いじめ防止基本方針
I.高等部の誓い
関西学院はキリスト教主義に基づく「学びと探求の共同体」として、ここに集うすべての者が生涯をかけて取り組む人生の目標を見出せるよう導き、思いやりと高潔さをもって社会を変革することにより、スクールモットー“Mastery for Service”を体現する、創造的かつ有能な世界市民を育むことを使命としている。その中で高等部は、「自由と自治」を基盤としながら、「凡ての人の僕たれ」という言葉を掲げてきた。 その使命と目標の達成のための大前提として、全ての生徒が安心して学校生活を送ることができることが必要である。いじめは、いじめを受けた生徒の教育を受ける権利を著しく侵害し、その心身の健全な成長及び人格の形成に重大な影響を与えるのみならず、その生命又は身体に重大な危険を生じさせるおそれがある、重大かつ深刻な人権問題である。高等部はいじめ防止に向け日常の指導体制を整備し、いじめの未然防止を図りながらいじめの早期発見に取り組むと共に、いじめを認知した場合は適切にかつ速やかに解決していくことを誓う。
Ⅱ.基本的な考え方
いじめについては、「どの学校、どのクラスでも、どの生徒にも起こり得る」という認識を持ち、「いじめをしない・させない・許さない」という意識を全教職員が持って、教師、生徒、保護者、関係機関がより良い関係を築き、一体となってその防止に向けて取り組む必要がある。また、いじめの存在を隠蔽せず、いじめに対して学校全体で向き合い、解決に向けた努力をしなければならない。
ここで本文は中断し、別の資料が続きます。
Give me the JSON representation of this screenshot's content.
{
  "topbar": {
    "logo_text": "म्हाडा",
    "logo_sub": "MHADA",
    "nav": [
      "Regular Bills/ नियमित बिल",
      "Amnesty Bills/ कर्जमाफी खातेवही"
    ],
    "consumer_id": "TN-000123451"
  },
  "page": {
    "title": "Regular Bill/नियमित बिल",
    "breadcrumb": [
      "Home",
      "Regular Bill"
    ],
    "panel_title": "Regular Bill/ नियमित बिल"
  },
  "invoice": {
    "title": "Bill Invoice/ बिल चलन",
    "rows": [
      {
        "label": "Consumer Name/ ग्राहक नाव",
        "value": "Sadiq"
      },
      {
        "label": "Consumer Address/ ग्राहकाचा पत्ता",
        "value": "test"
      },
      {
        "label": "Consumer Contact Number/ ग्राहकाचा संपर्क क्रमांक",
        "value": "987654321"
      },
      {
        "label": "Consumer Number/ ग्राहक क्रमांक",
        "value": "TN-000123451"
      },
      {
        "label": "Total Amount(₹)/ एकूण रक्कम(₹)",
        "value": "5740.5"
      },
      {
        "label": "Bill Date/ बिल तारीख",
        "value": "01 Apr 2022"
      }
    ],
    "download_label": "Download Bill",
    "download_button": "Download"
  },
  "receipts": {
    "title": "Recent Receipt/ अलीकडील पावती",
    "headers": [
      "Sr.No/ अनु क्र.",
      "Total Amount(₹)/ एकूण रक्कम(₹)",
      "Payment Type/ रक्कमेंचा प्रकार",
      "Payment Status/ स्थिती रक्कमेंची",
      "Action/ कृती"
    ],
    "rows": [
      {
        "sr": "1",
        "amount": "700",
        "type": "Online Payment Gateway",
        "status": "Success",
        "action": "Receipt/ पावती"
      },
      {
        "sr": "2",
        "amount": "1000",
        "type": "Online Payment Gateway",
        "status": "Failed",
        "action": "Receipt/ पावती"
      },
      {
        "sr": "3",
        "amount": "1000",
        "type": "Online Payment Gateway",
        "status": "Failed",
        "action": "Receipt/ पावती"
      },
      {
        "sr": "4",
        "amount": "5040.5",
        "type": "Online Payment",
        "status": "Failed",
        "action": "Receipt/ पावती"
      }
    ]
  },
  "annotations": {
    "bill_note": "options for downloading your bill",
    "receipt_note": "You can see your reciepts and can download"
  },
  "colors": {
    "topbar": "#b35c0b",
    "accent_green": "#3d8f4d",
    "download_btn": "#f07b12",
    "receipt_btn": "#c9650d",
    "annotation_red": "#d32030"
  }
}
(1)いじめ防止のための組織 いじめ防止の取り組みを実効的に行うための校内組織として、部長・副部長と、宗教主事、人権教育推進委員会、生徒指導委員会、カウンセリング委員会が日常的に連携しながら、啓発・指導・研修等を行っていく。
(2)未然防止及び早期発見のための指導計画
①いじめはネット上のものを中心に、教職員や大人が気づきにくいところで行われ潜在化しやすい。教職員はその事を認識し、授業や礼拝、HR、清掃等の日々の活動、また、校や文化祭といった学校行事を通して、生徒の小さな変化を敏感に察知し、いじめを見逃さないことに留意する。
②人権教育推進委員会によって通年実施される「人権講座」は、人権に関する知的理解を深め人権感覚を高めると共に、日頃から生徒同士が意見交換を行う土壌を作り、他者を受容するための想像力や感受性を身につけるプログラムとしていく。
③年に1度、生徒及び保護者に「いじめアンケート」を行い、必要な事象に関しては全教職員で共有し、いじめの早期発見のための機会としていく。
(3)いじめを認知した際の組織的対応 いじめの疑いに関する情報を把握した場合やいじめを認知した場合は、情報の収集と記録、情報の共有、いじめの事実確認を行い、迅速にいじめの解決に向けた組織的対応を行っていく。その具体的な対応フロー及び注意点を以下の通り定める。
●いじめられている生徒やいじめを知らせてくれた生徒に十分に配慮して事実確認を行い、状況 に応じてそれらの生徒を徹底して守るため、教職員の目の届く体制を整備する。
●いじめを発見した時は、ただちに加害者、被害者の双方から事実関係を聞きとり、聞きとった内容については周辺生徒からも状況を聞き取る。その際、一つの事象にとらわれず、いじめの全体像を把握することに努める。
●双方の保護者に方針の説明を行った上で協力を求め、今後の学校との連携方法を話し合う。
●周りの生徒達への指導も行う。当事者だけの問題にとどめず、学級及び学年、学校全体の問 題として考え、いじめの傍観者から、いじめを抑止する仲裁者への転換を促す。
●いじめられた生徒やいじめた生徒双方にカウンセラー等の活用を含め、心のケアにあたる。
●いじめの発生を契機として、事例を検証し、再発防止、未然防止のために日常的に取り組む ことを洗い出し、実践計画を立て、いじめのない学校づくりへの取り組みを強化する。